Wiki · Coverage Games
Coverage Games — replicability protocol
Quarterly events where multiple classifiers independently rate a stratified sample of coverage cells, then compare calls. The inter-rater agreement rate is the operational measurement for the "Replicable" leg of the Three Rs framework on /wiki/methodology §0. Modelled on the Institute for Replication replication-games protocol.
Event history
- Complete
Q2 2026
2026-05-28
First formal event. 12-cell stratified sample. 1 human + 1 LLM classifier. 75% inter-rater agreement on type. Process shake-out before editorial board recruitment.
Full record: /wiki/coverage-games/2026-q2
- Gated by board recruitment
Q3 2026
Scheduled September 2026
Target ≥50 cells with ≥3 named human classifiers. Gated by editorial-board recruitment (currently 1 of 6 slots filled).
- Gated by board recruitment
Q4 2026
Scheduled December 2026
Target ≥100 cells with editorial board fully in formation. First event whose result is expected to be peer-review defensible.
Protocol summary
- Sampling: stratified sample of the coverage matrix (mix of high-confidence, medium-confidence, and untagged cells; spans multiple topic kinds and jurisdictions).
- Blind classification: each classifier reads the primary source and produces a type + confidence call before seeing the existing catalog state.
- Calibration: blind calls are compared against the catalog. Disagreements get a written resolution rationale.

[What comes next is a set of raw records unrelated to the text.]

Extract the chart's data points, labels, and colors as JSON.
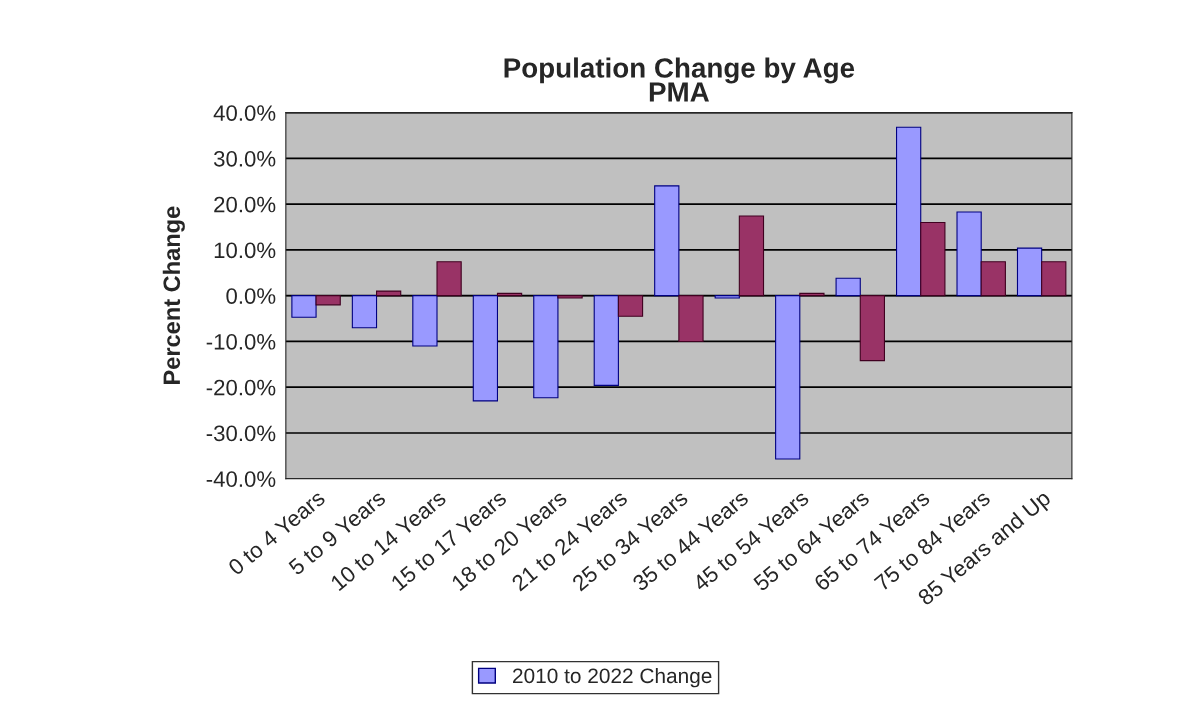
{
  "chart_data": {
    "type": "bar",
    "title": "Population Change by Age\nPMA",
    "ylabel": "Percent Change",
    "categories": [
      "0 to 4 Years",
      "5 to 9 Years",
      "10 to 14 Years",
      "15 to 17 Years",
      "18 to 20 Years",
      "21 to 24 Years",
      "25 to 34 Years",
      "35 to 44 Years",
      "45 to 54 Years",
      "55 to 64 Years",
      "65 to 74 Years",
      "75 to 84 Years",
      "85 Years and Up"
    ],
    "series": [
      {
        "name": "2010 to 2022 Change",
        "color": "#9999ff",
        "values": [
          -4.7,
          -7,
          -11,
          -23,
          -22.3,
          -19.6,
          24,
          -0.5,
          -35.7,
          3.8,
          36.8,
          18.3,
          10.4
        ]
      },
      {
        "color": "#993366",
        "values": [
          -2,
          1,
          7.4,
          0.5,
          -0.5,
          -4.5,
          -10,
          17.4,
          0.5,
          -14.2,
          16,
          7.4,
          7.4
        ]
      }
    ],
    "ylim": [
      -40,
      40
    ],
    "yticks": [
      {
        "value": -40,
        "label": "-40.0%"
      },
      {
        "value": -30,
        "label": "-30.0%"
      },
      {
        "value": -20,
        "label": "-20.0%"
      },
      {
        "value": -10,
        "label": "-10.0%"
      },
      {
        "value": 0,
        "label": "0.0%"
      },
      {
        "value": 10,
        "label": "10.0%"
      },
      {
        "value": 20,
        "label": "20.0%"
      },
      {
        "value": 30,
        "label": "30.0%"
      },
      {
        "value": 40,
        "label": "40.0%"
      }
    ],
    "grid": "y",
    "legend": "bottom"
  }
}
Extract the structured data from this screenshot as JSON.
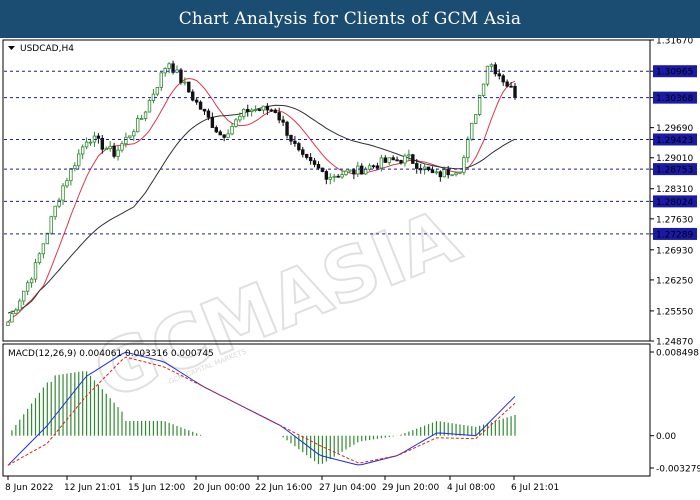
{
  "banner_title": "Chart Analysis for Clients of GCM Asia",
  "watermark": "GCMASIA",
  "watermark_small": "GCM CAPITAL MARKETS",
  "colors": {
    "banner": "#1b4c72",
    "bull_candle": "#2e8b2e",
    "bear_candle": "#111111",
    "ma_fast": "#d9384a",
    "ma_slow": "#303030",
    "level_line": "#1a1aa8",
    "level_label_bg": "#1a1aa8",
    "macd_line": "#1c2ee0",
    "signal_line": "#e02020",
    "histogram": "#2e8b2e"
  },
  "chart_data": [
    {
      "type": "candlestick",
      "title": "USDCAD,H4",
      "x_tick_labels": [
        "8 Jun 2022",
        "12 Jun 21:01",
        "15 Jun 12:00",
        "20 Jun 00:00",
        "22 Jun 16:00",
        "27 Jun 04:00",
        "29 Jun 20:00",
        "4 Jul 08:00",
        "6 Jul 21:01"
      ],
      "y_tick_labels": [
        "1.31670",
        "1.30965",
        "1.30368",
        "1.29690",
        "1.29423",
        "1.29010",
        "1.28753",
        "1.28310",
        "1.28024",
        "1.27630",
        "1.27289",
        "1.26930",
        "1.26250",
        "1.25550",
        "1.24870"
      ],
      "ylim": [
        1.2487,
        1.3167
      ],
      "grid": false,
      "horizontal_levels": [
        1.30965,
        1.30368,
        1.29423,
        1.28753,
        1.28024,
        1.27289
      ],
      "overlays": [
        "moving average (red)",
        "moving average (black)"
      ],
      "approx_close_path": [
        {
          "x": "8 Jun 2022",
          "y": 1.253
        },
        {
          "x": "10 Jun",
          "y": 1.265
        },
        {
          "x": "12 Jun 21:01",
          "y": 1.283
        },
        {
          "x": "14 Jun",
          "y": 1.295
        },
        {
          "x": "15 Jun 12:00",
          "y": 1.291
        },
        {
          "x": "17 Jun",
          "y": 1.299
        },
        {
          "x": "18 Jun",
          "y": 1.312
        },
        {
          "x": "20 Jun 00:00",
          "y": 1.303
        },
        {
          "x": "21 Jun",
          "y": 1.295
        },
        {
          "x": "22 Jun 16:00",
          "y": 1.301
        },
        {
          "x": "24 Jun",
          "y": 1.301
        },
        {
          "x": "26 Jun",
          "y": 1.29
        },
        {
          "x": "27 Jun 04:00",
          "y": 1.286
        },
        {
          "x": "28 Jun",
          "y": 1.287
        },
        {
          "x": "29 Jun 20:00",
          "y": 1.289
        },
        {
          "x": "1 Jul",
          "y": 1.29
        },
        {
          "x": "3 Jul",
          "y": 1.286
        },
        {
          "x": "4 Jul 08:00",
          "y": 1.288
        },
        {
          "x": "5 Jul",
          "y": 1.312
        },
        {
          "x": "6 Jul 21:01",
          "y": 1.3045
        }
      ]
    },
    {
      "type": "macd",
      "title": "MACD(12,26,9) 0.004061 0.003316 0.000745",
      "y_tick_labels": [
        "0.008498",
        "0.00",
        "-0.003279"
      ],
      "ylim": [
        -0.003279,
        0.008498
      ],
      "series": [
        {
          "name": "MACD",
          "values": [
            -0.003,
            0.001,
            0.006,
            0.0085,
            0.0075,
            0.005,
            0.003,
            0.001,
            -0.002,
            -0.003,
            -0.002,
            0.0003,
            0.0,
            0.004
          ]
        },
        {
          "name": "Signal",
          "values": [
            -0.003,
            -0.0008,
            0.004,
            0.008,
            0.007,
            0.005,
            0.003,
            0.001,
            -0.001,
            -0.0028,
            -0.002,
            -0.0002,
            -0.0003,
            0.0033
          ]
        }
      ],
      "histogram_last": 0.000745
    }
  ]
}
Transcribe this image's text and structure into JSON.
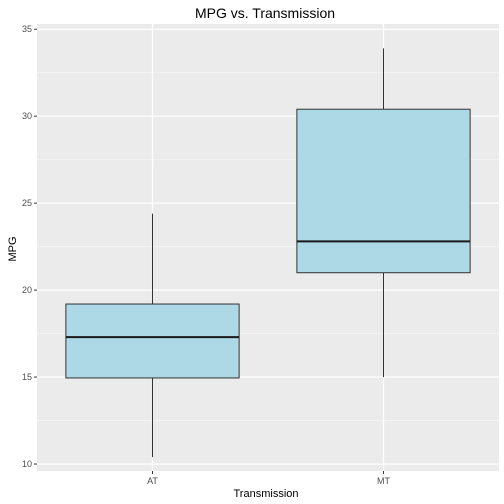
{
  "chart_data": {
    "type": "boxplot",
    "title": "MPG vs. Transmission",
    "xlabel": "Transmission",
    "ylabel": "MPG",
    "categories": [
      "AT",
      "MT"
    ],
    "boxes": [
      {
        "category": "AT",
        "min": 10.4,
        "q1": 14.95,
        "median": 17.3,
        "q3": 19.2,
        "max": 24.4
      },
      {
        "category": "MT",
        "min": 15.0,
        "q1": 21.0,
        "median": 22.8,
        "q3": 30.4,
        "max": 33.9
      }
    ],
    "ylim": [
      9.6,
      35.3
    ],
    "yticks": [
      10,
      15,
      20,
      25,
      30,
      35
    ],
    "grid": true,
    "legend": "none",
    "colors": {
      "panel_bg": "#ebebeb",
      "grid_major": "#ffffff",
      "grid_minor": "#f5f5f5",
      "box_fill": "#add8e6",
      "box_stroke": "#333333",
      "median": "#1a1a1a",
      "whisker": "#333333"
    }
  }
}
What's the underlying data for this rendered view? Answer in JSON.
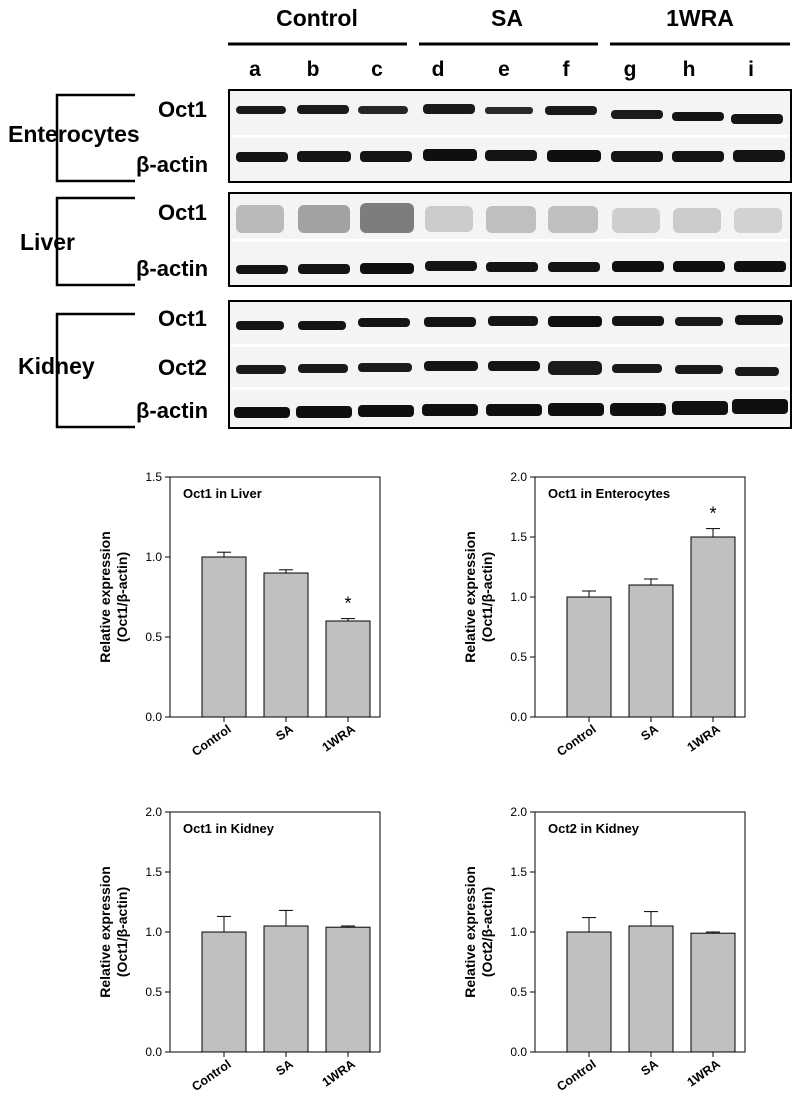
{
  "blot": {
    "groups": [
      "Control",
      "SA",
      "1WRA"
    ],
    "lanes": [
      "a",
      "b",
      "c",
      "d",
      "e",
      "f",
      "g",
      "h",
      "i"
    ],
    "panels": [
      {
        "tissue": "Enterocytes",
        "rows": [
          "Oct1",
          "β-actin"
        ]
      },
      {
        "tissue": "Liver",
        "rows": [
          "Oct1",
          "β-actin"
        ]
      },
      {
        "tissue": "Kidney",
        "rows": [
          "Oct1",
          "Oct2",
          "β-actin"
        ]
      }
    ]
  },
  "chart_data": [
    {
      "type": "bar",
      "title": "Oct1 in Liver",
      "ylabel": "Relative expression",
      "ylabel2": "(Oct1/β-actin)",
      "categories": [
        "Control",
        "SA",
        "1WRA"
      ],
      "values": [
        1.0,
        0.9,
        0.6
      ],
      "errors": [
        0.03,
        0.02,
        0.015
      ],
      "significance": [
        "",
        "",
        "*"
      ],
      "ylim": [
        0,
        1.5
      ],
      "yticks": [
        "0.0",
        "0.5",
        "1.0",
        "1.5"
      ],
      "bar_color": "#c0c0c0"
    },
    {
      "type": "bar",
      "title": "Oct1 in Enterocytes",
      "ylabel": "Relative expression",
      "ylabel2": "(Oct1/β-actin)",
      "categories": [
        "Control",
        "SA",
        "1WRA"
      ],
      "values": [
        1.0,
        1.1,
        1.5
      ],
      "errors": [
        0.05,
        0.05,
        0.07
      ],
      "significance": [
        "",
        "",
        "*"
      ],
      "ylim": [
        0,
        2.0
      ],
      "yticks": [
        "0.0",
        "0.5",
        "1.0",
        "1.5",
        "2.0"
      ],
      "bar_color": "#c0c0c0"
    },
    {
      "type": "bar",
      "title": "Oct1 in Kidney",
      "ylabel": "Relative expression",
      "ylabel2": "(Oct1/β-actin)",
      "categories": [
        "Control",
        "SA",
        "1WRA"
      ],
      "values": [
        1.0,
        1.05,
        1.04
      ],
      "errors": [
        0.13,
        0.13,
        0.01
      ],
      "significance": [
        "",
        "",
        ""
      ],
      "ylim": [
        0,
        2.0
      ],
      "yticks": [
        "0.0",
        "0.5",
        "1.0",
        "1.5",
        "2.0"
      ],
      "bar_color": "#c0c0c0"
    },
    {
      "type": "bar",
      "title": "Oct2 in Kidney",
      "ylabel": "Relative expression",
      "ylabel2": "(Oct2/β-actin)",
      "categories": [
        "Control",
        "SA",
        "1WRA"
      ],
      "values": [
        1.0,
        1.05,
        0.99
      ],
      "errors": [
        0.12,
        0.12,
        0.01
      ],
      "significance": [
        "",
        "",
        ""
      ],
      "ylim": [
        0,
        2.0
      ],
      "yticks": [
        "0.0",
        "0.5",
        "1.0",
        "1.5",
        "2.0"
      ],
      "bar_color": "#c0c0c0"
    }
  ]
}
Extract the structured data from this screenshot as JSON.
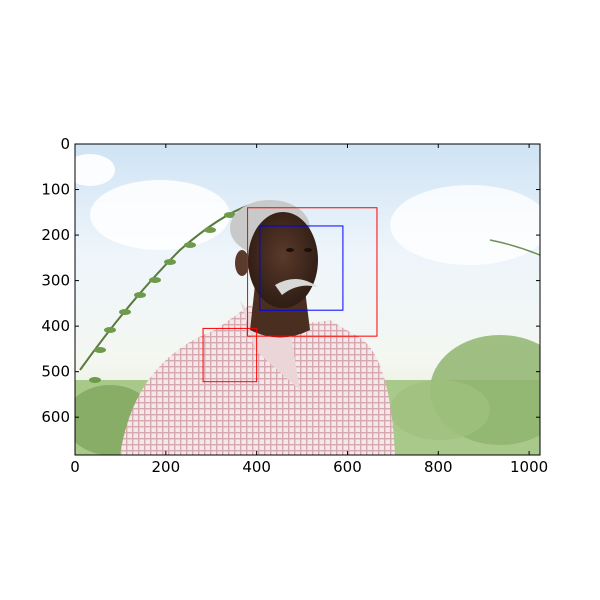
{
  "chart_data": {
    "type": "image_with_boxes",
    "image_subject": "elderly man with grey mustache in checkered shirt outdoors",
    "xlim": [
      0,
      1024
    ],
    "ylim": [
      683,
      0
    ],
    "x_ticks": [
      "0",
      "200",
      "400",
      "600",
      "800",
      "1000"
    ],
    "y_ticks": [
      "0",
      "100",
      "200",
      "300",
      "400",
      "500",
      "600"
    ],
    "x_tick_values": [
      0,
      200,
      400,
      600,
      800,
      1000
    ],
    "y_tick_values": [
      0,
      100,
      200,
      300,
      400,
      500,
      600
    ],
    "boxes": [
      {
        "color": "#ff0000",
        "x0": 380,
        "y0": 140,
        "x1": 665,
        "y1": 422
      },
      {
        "color": "#0000ff",
        "x0": 407,
        "y0": 180,
        "x1": 590,
        "y1": 365
      },
      {
        "color": "#ff0000",
        "x0": 282,
        "y0": 405,
        "x1": 400,
        "y1": 522
      }
    ],
    "grid": false
  }
}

- Public record:the full event — participants, COI disclosures, blind calls, resolutions, metrics, limitations — is published as a wiki article (e.g., /wiki/coverage-games/2026-q2).
- Follow-ups: the catalog is updated based on resolutions; rubric ambiguities surfaced by disagreements are added to a forthcoming rubric document.
Full protocol document: docs/coverage-games-process.md in the public repository.